Sir Austin Bradford Hill was an English epidemiologist and statistician, who after pursuing an economics degree at London University, became involved with studying the field of public health. He is most famous for pioneering the randomized clinical trial, but the focus of my blog post will be on his contribution that is less known outside of epidemiology and statistics: the Bradford Hill Criteria.
The Bradford Hill Criteria are a set of principles to establish the relationship between suspected causes and observed effects in the field of public health. In practice, he used this criteria in a long term study to demonstrate the effects of smoking on lung cancer.
These principles can be summarized in the following chart:
These criteria mostly talk about ways of demonstrating plausibility of causes, measuring its strength, its consistency, appealing to experimental data, corroborating evidence etc. And while there’s plenty of debate about the ways in which researchers apply these criteria to prove causal relationships, it really forms the basis of the way we sudy health.
I first heard about this in passing in some biology classes, as well as being discussed more thoroughly in the fantastic data science podcast Not So Standard Deviations. From there the concept really grabbed me, and since then I’ve been thinking about it on and off.
As a data scientist and coming from a science background, I’ve always been fascinated by the idea of testing theories/hypotheses. Using the scientific method we can move from idea to hypothesis to demonstration to observation to analysis. And from doing this time and time again, doing experiments, publishing research, having others read it, reproduce it, we further develop the various fields of science.
But the world of economic and policy research is very different.
Making sense of the real world is incredibly complicated because of how many variables that change people’s behaviors and responses. Trying to demonstrate that a policy or an economic principle actually works is incredibly difficult in a controlled experimental setting. Not to mention the costs of some of these experiments could be exceedingly prohibitive. For the most part in these fields we often use pre-existing data and apply regression analysis to do hypothesis testing.
And this isn’t to say experimentation isn’t being done in these fields. There has been fantastic work in the developing world experimenting the effects of micro-credit programs. A few studies can be found here and here.
But it seems to me that not enough is being done in this space.
Governments are too afraid of experimenting with policies and failing in the eyes of the public. Economics departments are comfortable doing traditional analysis because the process of publishing a paper becomes much easier and less resource/time consuming.
In public health, there’s an expectation that research be properly experimented and using specific criteria like Bradford Hill’s, we can establish with more rigor that there are causal relationships between causes and effects. I think this mostly stems from idea of lives being on the line when we’re talking about the ramifications of health research. People are more cautious, and are willing to spend the time and energy to do proper controlled experiments.
Although, when you think about it, the effects of policy and economics research can be just as important. This the fabric of our societal well-being that is on the line when we’re talking about possibly implementing basic income, or changing tax policies, or introducing new environmental controls.
I think these fields could really use some time to rethink the way we approach research.
Maybe we could take a hand out of Bradford Hill’s notebook and establish our own set of principles; a set of criteria that guides us through the process of evaluating a policy proposal. And furthermore, establishing more political and academic will to experiment (I also find academia and governments live in their own little bubbles without collaborating enough). The examples of microfinance are extremely pertinent, we know that this type of research can be effective. We just the need the will to change our mindset.
So with this whole discussion, I figured I’d take a stab at trying to apply this criteria to the world of policy:
Temporality: Did observed trends exist in society beforehand or was there a significant, non-random effect that occurred after the introduction of a policy?

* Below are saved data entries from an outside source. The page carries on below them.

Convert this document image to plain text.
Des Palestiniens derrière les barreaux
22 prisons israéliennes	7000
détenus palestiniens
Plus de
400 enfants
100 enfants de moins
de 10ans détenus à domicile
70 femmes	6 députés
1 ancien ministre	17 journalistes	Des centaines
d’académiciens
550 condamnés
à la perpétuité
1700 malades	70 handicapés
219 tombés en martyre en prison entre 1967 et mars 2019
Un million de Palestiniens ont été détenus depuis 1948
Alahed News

Plausibility: Does what we know about human behavior, economic principles, corroborate this effect? If not why? Do we need to update our understanding of these ideas because of this?

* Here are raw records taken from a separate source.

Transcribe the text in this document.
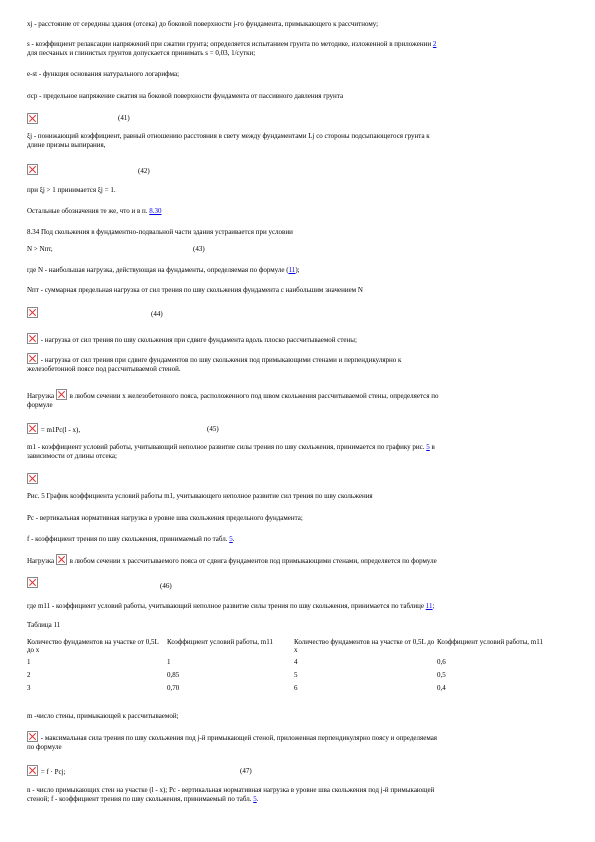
xj - расстояние от середины здания (отсека) до боковой поверхности j-го фундамента, примыкающего к рассчитному;

s - коэффициент релаксации напряжений при сжатии грунта; определяется испытанием грунта по методике, изложенной в приложении 2
для песчаных и глинистых грунтов допускается принимать s = 0,03, 1/сутки;

e-st - функция основания натурального логарифма;

σср - предельное напряжение сжатия на боковой поверхности фундамента от пассивного давления грунта

(41)

ξj - понижающий коэффициент, равный отношению расстояния в свету между фундаментами Lj со стороны подсыпающегося грунта к
длине призмы выпирания,

(42)

при ξj > 1 принимается ξj = 1.

Остальные обозначения те же, что и в п. 8.30

8.34 Под скольжения в фундаментно-подвальной части здания устраивается при условии

N > Nпт,	(43)

где N - наибольшая нагрузка, действующая на фундаменты, определяемая по формуле (11);

Nпт - суммарная предельная нагрузка от сил трения по шву скольжения фундамента с наибольшим значением N

(44)

- нагрузка от сил трения по шву скольжения при сдвиге фундамента вдоль плоско рассчитываемой стены;

- нагрузка от сил трения при сдвиге фундаментов по шву скольжения под примыкающими стенами и перпендикулярно к
железобетонной поясе под рассчитываемой стеной.

Нагрузка  в любом сечении x железобетонного пояса, расположенного под швом скольжения рассчитываемой стены, определяется по
формуле

= m1Pc(l - x),	(45)

m1 - коэффициент условий работы, учитывающий неполное развитие силы трения по шву скольжения, принимается по графику рис. 5 в
зависимости от длины отсека;

Рис. 5 График коэффициента условий работы m1, учитывающего неполное развитие сил трения по шву скольжения

Pc - вертикальная нормативная нагрузка в уровне шва скольжения предельного фундамента;

f - коэффициент трения по шву скольжения, принимаемый по табл. 5.

Нагрузка  в любом сечении x рассчитываемого пояса от сдвига фундаментов под примыкающими стенами, определяется по формуле

(46)

где m11 - коэффициент условий работы, учитывающий неполное развитие силы трения по шву скольжения, принимается по таблице 11;

Таблица 11

Количество фундаментов на участке от 0,5L до x	Коэффициент условий работы, m11	Количество фундаментов на участке от 0,5L до x	Коэффициент условий работы, m11
1	1	4	0,6
2	0,85	5	0,5
3	0,70	6	0,4

m -число стены, примыкающей к рассчитываемой;

- максимальная сила трения по шву скольжения под j-й примыкающей стеной, приложенная перпендикулярно поясу и определяемая
по формуле

= f · Pcj;	(47)

n - число примыкающих стен на участке (l - x); Pc - вертикальная нормативная нагрузка в уровне шва скольжения под j-й примыкающей
стеной; f - коэффициент трения по шву скольжения, принимаемый по табл. 5.
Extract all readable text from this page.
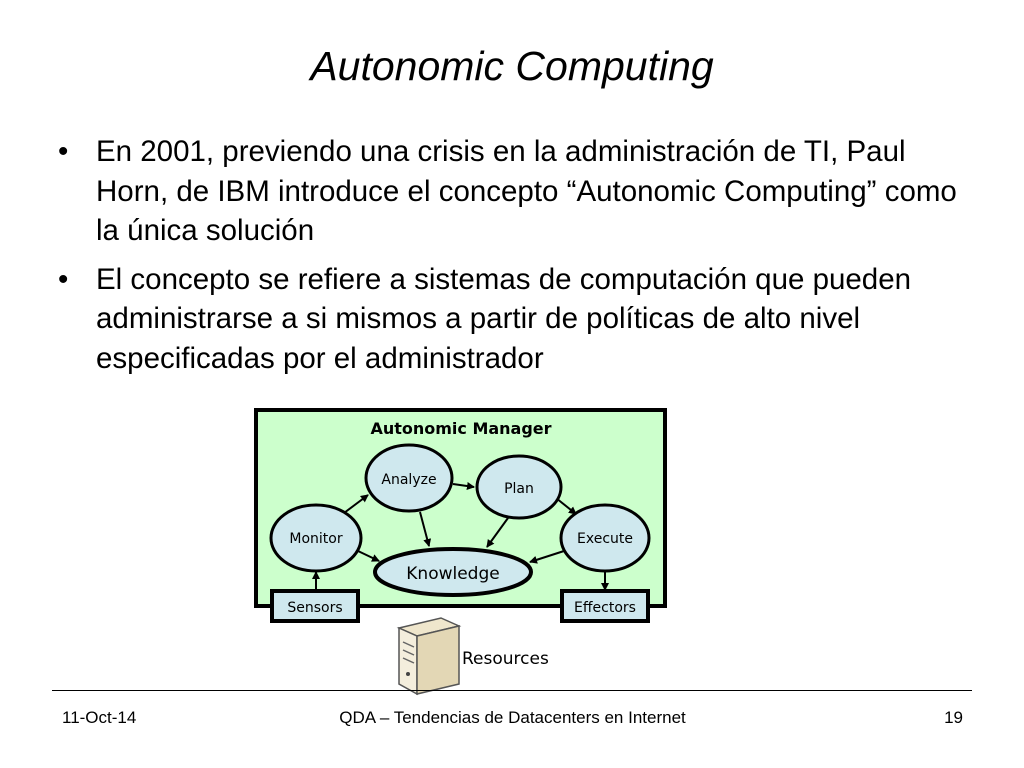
Autonomic Computing
• En 2001, previendo una crisis en la administración de TI, Paul Horn, de IBM introduce el concepto “Autonomic Computing” como la única solución
• El concepto se refiere a sistemas de computación que pueden administrarse a si mismos a partir de políticas de alto nivel especificadas por el administrador
Autonomic Manager
Analyze
Plan
Monitor	Execute
Knowledge
Sensors	Effectors
Resources
11-Oct-14	QDA – Tendencias de Datacenters en Internet	19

Consistency: What have other policy experiments shown? We must keep in mind cultural and societal factors that may shift our expectations of applicability in other locales.
Magnitude: What was the impact on people’s behavior/livelihoods and by how much?

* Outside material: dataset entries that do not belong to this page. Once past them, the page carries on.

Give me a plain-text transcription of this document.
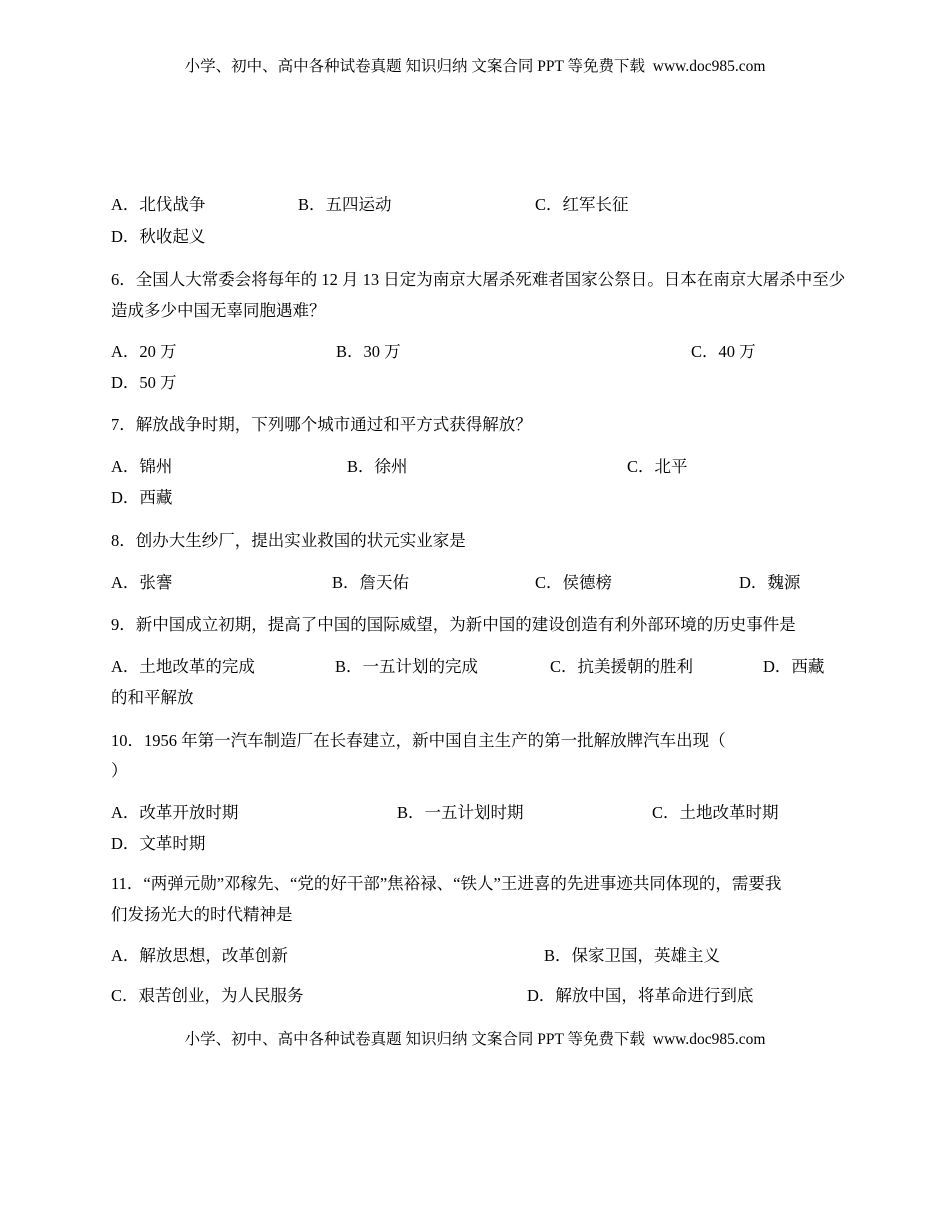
小学、初中、高中各种试卷真题 知识归纳 文案合同 PPT 等免费下载  www.doc985.com
A．北伐战争	B．五四运动	C．红军长征
D．秋收起义
6．全国人大常委会将每年的 12 月 13 日定为南京大屠杀死难者国家公祭日。日本在南京大屠杀中至少
造成多少中国无辜同胞遇难？
A．20 万	B．30 万	C．40 万
D．50 万
7．解放战争时期，下列哪个城市通过和平方式获得解放？
A．锦州	B．徐州	C．北平
D．西藏
8．创办大生纱厂，提出实业救国的状元实业家是
A．张謇	B．詹天佑	C．侯德榜	D．魏源
9．新中国成立初期，提高了中国的国际威望，为新中国的建设创造有利外部环境的历史事件是
A．土地改革的完成	B．一五计划的完成	C．抗美援朝的胜利	D．西藏
的和平解放
10．1956 年第一汽车制造厂在长春建立，新中国自主生产的第一批解放牌汽车出现（
）
A．改革开放时期	B．一五计划时期	C．土地改革时期
D．文革时期
11．“两弹元勋”邓稼先、“党的好干部”焦裕禄、“铁人”王进喜的先进事迹共同体现的，需要我
们发扬光大的时代精神是
A．解放思想，改革创新	B．保家卫国，英雄主义
C．艰苦创业，为人民服务	D．解放中国，将革命进行到底
小学、初中、高中各种试卷真题 知识归纳 文案合同 PPT 等免费下载  www.doc985.com
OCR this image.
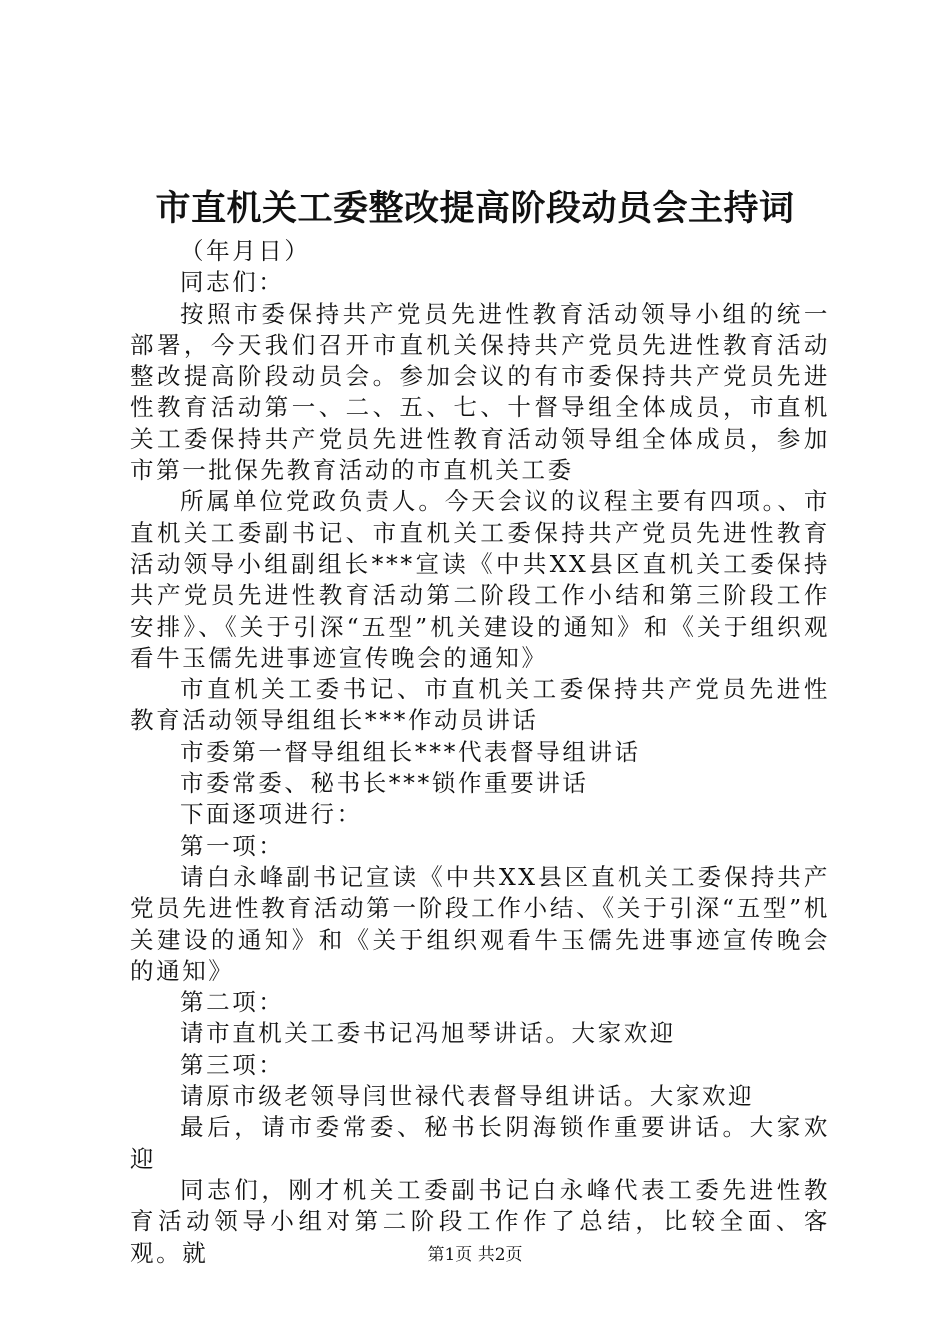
市直机关工委整改提高阶段动员会主持词

（年月日）

同志们：

按照市委保持共产党员先进性教育活动领导小组的统一部署，今天我们召开市直机关保持共产党员先进性教育活动整改提高阶段动员会。参加会议的有市委保持共产党员先进性教育活动第一、二、五、七、十督导组全体成员，市直机关工委保持共产党员先进性教育活动领导组全体成员，参加市第一批保先教育活动的市直机关工委

所属单位党政负责人。今天会议的议程主要有四项。、市直机关工委副书记、市直机关工委保持共产党员先进性教育活动领导小组副组长***宣读《中共XX县区直机关工委保持共产党员先进性教育活动第二阶段工作小结和第三阶段工作安排》、《关于引深“五型”机关建设的通知》和《关于组织观看牛玉儒先进事迹宣传晚会的通知》

市直机关工委书记、市直机关工委保持共产党员先进性教育活动领导组组长***作动员讲话

市委第一督导组组长***代表督导组讲话

市委常委、秘书长***锁作重要讲话

下面逐项进行：

第一项：

请白永峰副书记宣读《中共XX县区直机关工委保持共产党员先进性教育活动第一阶段工作小结、《关于引深“五型”机关建设的通知》和《关于组织观看牛玉儒先进事迹宣传晚会的通知》

第二项：

请市直机关工委书记冯旭琴讲话。大家欢迎

第三项：

请原市级老领导闫世禄代表督导组讲话。大家欢迎

最后，请市委常委、秘书长阴海锁作重要讲话。大家欢迎

同志们，刚才机关工委副书记白永峰代表工委先进性教育活动领导小组对第二阶段工作作了总结，比较全面、客观。就	第1页 共2页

Cost-Benefit: Can we find a sweet spot of positive impact vs cost? Are there negative externalities that may impact society?
Study Design: Are we establishing proper controls in our experiments? Are measuring the right things?
Evidence: Can we establish multiple lines of evidence that lead to our policy conclusion?
These are just things I’ve been pondering. This is not by any means a definitive adaptation of the criteria to the world of policy/economics. I just have been thinking about this a lot and wanted to start that conversation.
As a Canadian, our civil service has done a much better job than most other countries but there’s always ways to improve. I think this is a huge area where the government can advance in. We just need to just need to take that first step.